Come on Veeky Forums im mad.

Please some sympathy.

No, you're a shitty GM.

:(

Just kick him, no one's offering you sympathy because we all know the solution.

Grow some balls and fix the problem.

b-b-but kicking people would be wroooooooooooooooooooooooooooooooooooooooooooooooooooooooooooooooooooooooooooooooooooooooooooooooooooooooooooooooooooooooooong i dont want to be like one of those dirty jocks from high school

Seriously I'm sure you're a perfectly good GM and that's why you need to kick this asshole.

Have you ever heard of the Five Geek Social Fallacies? From reading this thread it sounds like you're hitting #1 and arguably #4 pretty hard. Possibly also #5.

Seriously, unless there's more to the story that we're missing, I can see literally no reason to do anything other than kick his bitch ass.

Hey so fun fact:
You don't need to write combat into a game session. Players can easily create those situations themselves.

(And if they create them for no reason, there are always consequences)

My sessions run 4-6 hours and I'll have usually have 1-2 combats per session.
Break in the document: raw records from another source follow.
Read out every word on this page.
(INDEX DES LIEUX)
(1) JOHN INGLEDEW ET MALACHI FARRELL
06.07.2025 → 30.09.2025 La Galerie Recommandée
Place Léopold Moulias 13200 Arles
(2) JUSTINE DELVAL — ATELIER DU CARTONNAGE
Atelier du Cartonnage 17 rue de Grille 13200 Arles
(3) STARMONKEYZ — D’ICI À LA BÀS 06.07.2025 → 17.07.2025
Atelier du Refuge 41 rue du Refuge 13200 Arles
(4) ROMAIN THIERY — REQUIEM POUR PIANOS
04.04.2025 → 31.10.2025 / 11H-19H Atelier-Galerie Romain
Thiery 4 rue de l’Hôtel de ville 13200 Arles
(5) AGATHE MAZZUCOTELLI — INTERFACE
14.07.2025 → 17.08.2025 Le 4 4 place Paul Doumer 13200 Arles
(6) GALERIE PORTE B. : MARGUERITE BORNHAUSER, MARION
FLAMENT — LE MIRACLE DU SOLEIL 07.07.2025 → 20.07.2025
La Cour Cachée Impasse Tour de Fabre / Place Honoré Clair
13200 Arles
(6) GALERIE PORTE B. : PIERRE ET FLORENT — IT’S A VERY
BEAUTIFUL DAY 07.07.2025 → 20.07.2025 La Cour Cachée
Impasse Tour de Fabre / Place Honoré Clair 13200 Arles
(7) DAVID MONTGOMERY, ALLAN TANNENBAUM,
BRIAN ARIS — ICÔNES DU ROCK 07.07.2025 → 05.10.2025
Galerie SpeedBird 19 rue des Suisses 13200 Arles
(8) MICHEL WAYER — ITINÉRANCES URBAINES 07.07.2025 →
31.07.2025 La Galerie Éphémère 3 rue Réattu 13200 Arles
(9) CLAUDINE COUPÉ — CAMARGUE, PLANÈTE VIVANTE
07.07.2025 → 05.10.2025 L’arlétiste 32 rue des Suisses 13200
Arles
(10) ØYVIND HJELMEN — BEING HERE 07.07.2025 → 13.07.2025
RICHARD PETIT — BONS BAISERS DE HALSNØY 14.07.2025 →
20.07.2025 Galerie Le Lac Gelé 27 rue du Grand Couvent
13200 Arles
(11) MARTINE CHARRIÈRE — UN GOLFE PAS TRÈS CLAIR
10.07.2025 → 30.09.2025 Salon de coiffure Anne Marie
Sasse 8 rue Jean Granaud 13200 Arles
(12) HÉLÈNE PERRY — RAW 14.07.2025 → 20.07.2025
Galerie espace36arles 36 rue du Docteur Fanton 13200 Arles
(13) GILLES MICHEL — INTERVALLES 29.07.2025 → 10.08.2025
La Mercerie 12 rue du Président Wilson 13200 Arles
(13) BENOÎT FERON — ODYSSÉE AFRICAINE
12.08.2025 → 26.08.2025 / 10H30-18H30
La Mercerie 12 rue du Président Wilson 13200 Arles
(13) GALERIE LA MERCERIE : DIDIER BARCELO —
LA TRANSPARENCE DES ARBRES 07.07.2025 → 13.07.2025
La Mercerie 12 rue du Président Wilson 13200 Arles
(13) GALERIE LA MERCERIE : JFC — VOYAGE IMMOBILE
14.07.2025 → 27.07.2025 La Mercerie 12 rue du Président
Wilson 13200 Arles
>How often should combat be expected?
A good D&D game involves some minor RP to set up the dungeon, then the dungeon played out, many fights within the dungeon, a big fight at the end of the dungeon, and then some RP to wrap up the dungeon and get a clue to the next dungeon.

But this requires some deliberate pacing, otherwise the game lingers too long at the very first step and then it's already been 3 hours of chitchat and everyone is sick and tired and not up to another 45 minutes of berely getting the real actual dungeon up and running.

Entirely setting dependant, but I've always just had combat come up when combat would come up. Sometimes we go for 3-4 sessions without any violence taking place, other times we have running battles that are 2-3 sessions long. As a dm I've always held that the most important thing is that what happens is what feels like should happen.

That's a good tip!
Sometimes I just keep encounters (especially random encounters) clean and simple to keep the flow going.
Other times a roll comes up zombies at JUST the right moment next to some environmental obstacle or when the players would really rather not being interrupted.

I run old OSR shit though, so combat is fairly quick as is.

This. I laughed hard as well.

Just fuck his girlfriend in revenge.

We ended up playing with 3 players. Session went okay but loads of lollygagging and them not taking decisions. So they got random encounter'd

>

>I fear that this session is going to be RP/travel/planning heavy
This is not a bad thing, your player is a faggot.

so either ur players are lazer focused ,
or my players all suffer from adhd

how the fuck do you get anything done in 3 hours?